28/05/2018 às 07h31min - Atualizada em 28/05/2018 às 07h31min

Cavalgada de Santo Antônio está ameaçada de não acontecer neste ano por exigência do Indea

A exigência de guias de inspeção para os animias pode inviabilizar a cavalgada. A festa do santo casamenteiro e padroeiro de Barra do Garças está completando 67 anos. E neste ano irá do dia 1 a 13/6.

Ronaldo Couto
Araguaia Notícia
A tradicional cavalgada que abre a Festa de Santo Antônio, padroeiro de Barra do Garças, pode não acontecer neste ano de 2018 em função das exigências do Instituto de Defesa Agropecuária do Estado de Mato Grosso (Indea) com relação à inspeção e pagamento de guias para transporte dos animais das propriedades para o perímetro urbano onde acontece o evento que anuncia a abertura da festa que neste ano completa 67 anos.

A cavalgada está prevista para ser realizada a partir das 8 horas da manhã de sexta-feira (1/6) saindo do bairro Santo Antônio em direção a Paroquia de Santo Antônio na praça da Matriz onde acontece a festa. Acontece que o Indea nos últimos anos, segundo os organizadores, está cada vez mais rigoroso com a tropa de animais que é utilizada na cavalgada por causa de possíveis enfermidades que o animal pode trazer para cidade. Todavia, os organizadores afirmam que os animais são inspecionados e estão saúde sanitária em dia e que ficam apenas de duas a três horas na cidade e depois retornam para o campo.

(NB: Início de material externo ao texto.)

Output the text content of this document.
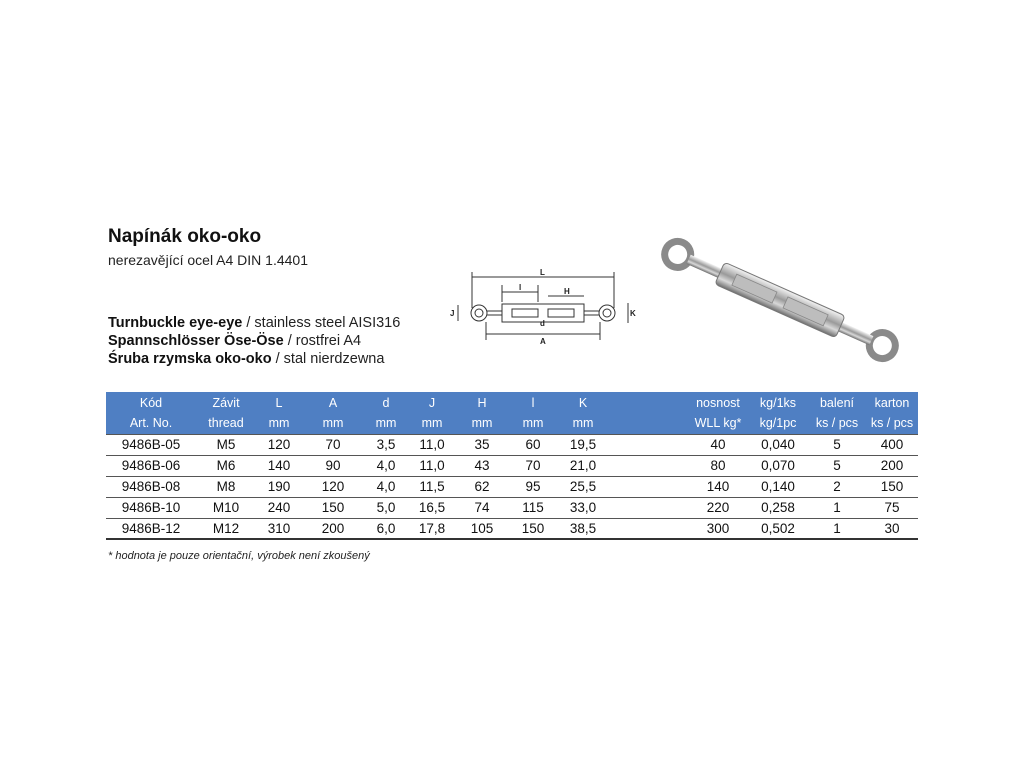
Napínák oko-oko
nerezavějící ocel A4 DIN 1.4401
Turnbuckle eye-eye / stainless steel AISI316
Spannschlösser Öse-Öse / rostfrei A4
Śruba rzymska oko-oko / stal nierdzewna
L
l	H
d
J	K
A
Kód	Závit	L	A	d	J	H	l	K		nosnost	kg/1ks	balení	karton
Art. No.	thread	mm	mm	mm	mm	mm	mm	mm		WLL kg*	kg/1pc	ks / pcs	ks / pcs
9486B-05	M5	120	70	3,5	11,0	35	60	19,5		40	0,040	5	400
9486B-06	M6	140	90	4,0	11,0	43	70	21,0		80	0,070	5	200
9486B-08	M8	190	120	4,0	11,5	62	95	25,5		140	0,140	2	150
9486B-10	M10	240	150	5,0	16,5	74	115	33,0		220	0,258	1	75
9486B-12	M12	310	200	6,0	17,8	105	150	38,5		300	0,502	1	30
* hodnota je pouze orientační, výrobek není zkoušený
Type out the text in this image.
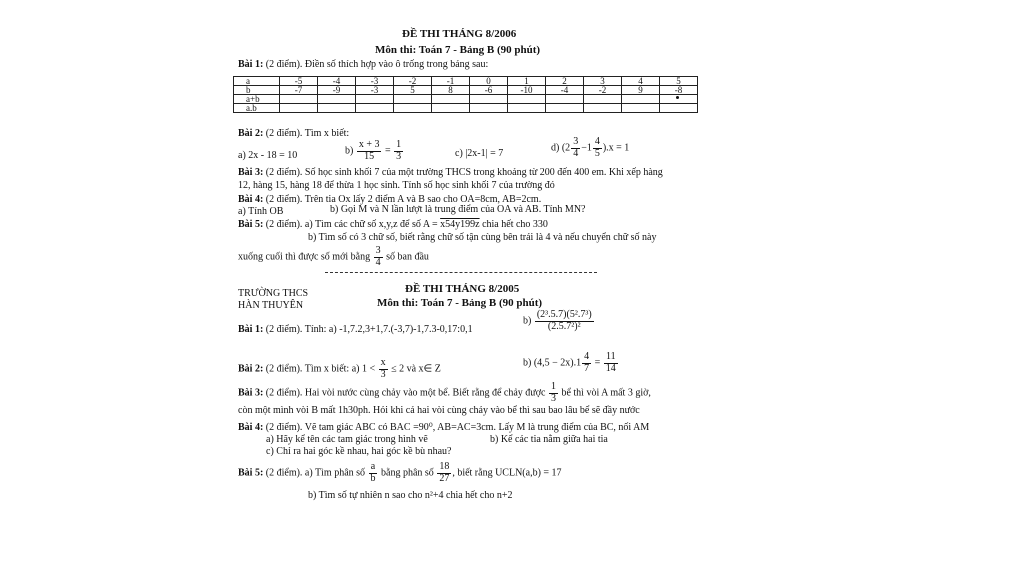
ĐỀ THI THÁNG 8/2006
Môn thi: Toán 7 - Bảng B (90 phút)
Bài 1: (2 điểm). Điền số thích hợp vào ô trống trong bảng sau:
a	-5	-4	-3	-2	-1	0	1	2	3	4	5
b	-7	-9	-3	5	8	-6	-10	-4	-2	9	-8
a+b											
a.b											
Bài 2: (2 điểm). Tìm x biết:
a) 2x - 18 = 10	$b) \frac{x + 3}{15} = \frac{1}{3}$	c) |2x-1| = 7
d) $(2 \frac{3}{4} -1 \frac{4}{5} ).x = 1$
Bài 3: (2 điểm). Số học sinh khối 7 của một trường THCS trong khoảng từ 200 đến 400 em. Khi xếp hàng
12, hàng 15, hàng 18 để thừa 1 học sinh. Tính số học sinh khối 7 của trường đó
Bài 4: (2 điểm). Trên tia Ox lấy 2 điểm A và B sao cho OA=8cm, AB=2cm.
a) Tính OB	b) Gọi M và N lần lượt là trung điểm của OA và AB. Tính MN?
Bài 5: (2 điểm). a) Tìm các chữ số x,y,z để số A = x54y199z chia hết cho 330
b) Tìm số có 3 chữ số, biết rằng chữ số tận cùng bên trái là 4 và nếu chuyển chữ số này
xuống cuối thì được số mới bằng $\frac{3}{4}$ số ban đầu
TRƯỜNG THCS
HÀN THUYÊN
ĐỀ THI THÁNG 8/2005
Môn thi: Toán 7 - Bảng B (90 phút)
Bài 1: (2 điểm). Tính: a) -1,7.2,3+1,7.(-3,7)-1,7.3-0,17:0,1
$b) \frac{\text{(2³.5.7)(5².7³)}}{\text{(2.5.7²)²}}$
Bài 2: (2 điểm). Tìm x biết: a) $1 < \frac{x}{3} \le 2$ và x∈ Z
b) $(4,5 - 2x).1 \frac{4}{7} = \frac{11}{14}$
Bài 3: (2 điểm). Hai vòi nước cùng chảy vào một bể. Biết rằng để chảy được $\frac{1}{3}$ bể thì vòi A mất 3 giờ,
còn một mình vòi B mất 1h30ph. Hỏi khi cả hai vòi cùng chảy vào bể thì sau bao lâu bể sẽ đầy nước
Bài 4: (2 điểm). Vẽ tam giác ABC có BAC =90⁰, AB=AC=3cm. Lấy M là trung điểm của BC, nối AM
a) Hãy kể tên các tam giác trong hình vẽ	b) Kể các tia nằm giữa hai tia
c) Chỉ ra hai góc kề nhau, hai góc kề bù nhau?
Bài 5: (2 điểm). a) Tìm phân số $\frac{a}{b}$ bằng phân số $\frac{18}{27}$ , biết rằng UCLN(a,b) = 17
b) Tìm số tự nhiên n sao cho n²+4 chia hết cho n+2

“O valor da guia é muito alto para um pequeno produtor que seja devoto de Santo Antônio levar o seu cavalo para participar do passeio e a fiscalização de fato deveria acontecer na propriedade e não aqui na cidade”, destacou o empresário Eilon do Gás, que há mais de trinta anos, participa da festa, levando os seus animais que são inspecionados e ainda o conhecido carro de boi.

Eilon pediu que seja aplicado o bom senso porque a cavalgada é uma tradição da festa do padroeiro de Barra do Garças. Ele mencionou a cidade de Trindade no Estado de Goiás que realiza a maior cavalgada do país com mais de 3 mil animais e não existe essa imposição das autoridades sanitárias do estado vizinho.

A cavalgada reúne vários pioneiros e mantém viva a história da festa que começou em 1951 com a participação da igreja católica. O conselheiro aposentado Alencar Soares Filho, mais uma vez, foi convidado para ser o capitão do mastro, responsável por levar o mastro - conhecido como pau de Santo Antônio - que fica erguido na frente da paróquia durante os treze dias de festa.  

Autoridades de Barra do Garças estão intermediando uma negociação com o Indea para resolver esse impasse e com isso confirmar a cavalgada no dia 1/6. Neste ano, a festa irá até o dia 13/6 quando acontece o feriado do santo casamenteiro. O evento terá missas, novenas, leilões, shows, parque de diversão e praça de alimentação para comunidade aproveitar em frente à praça da Matriz.

A festa de Santo Antônio, segundo os livros históricos de Valdon Varjão (já falecido), começou com o fundador de Barra do Garças, Antônio Cristino Cortes, que era devoto do santo. E com isso, o santo passou a ser padroeiro da cidade por sua influência e tão logo ocorreu a sua emancipação, em 15 de setembro de 1948.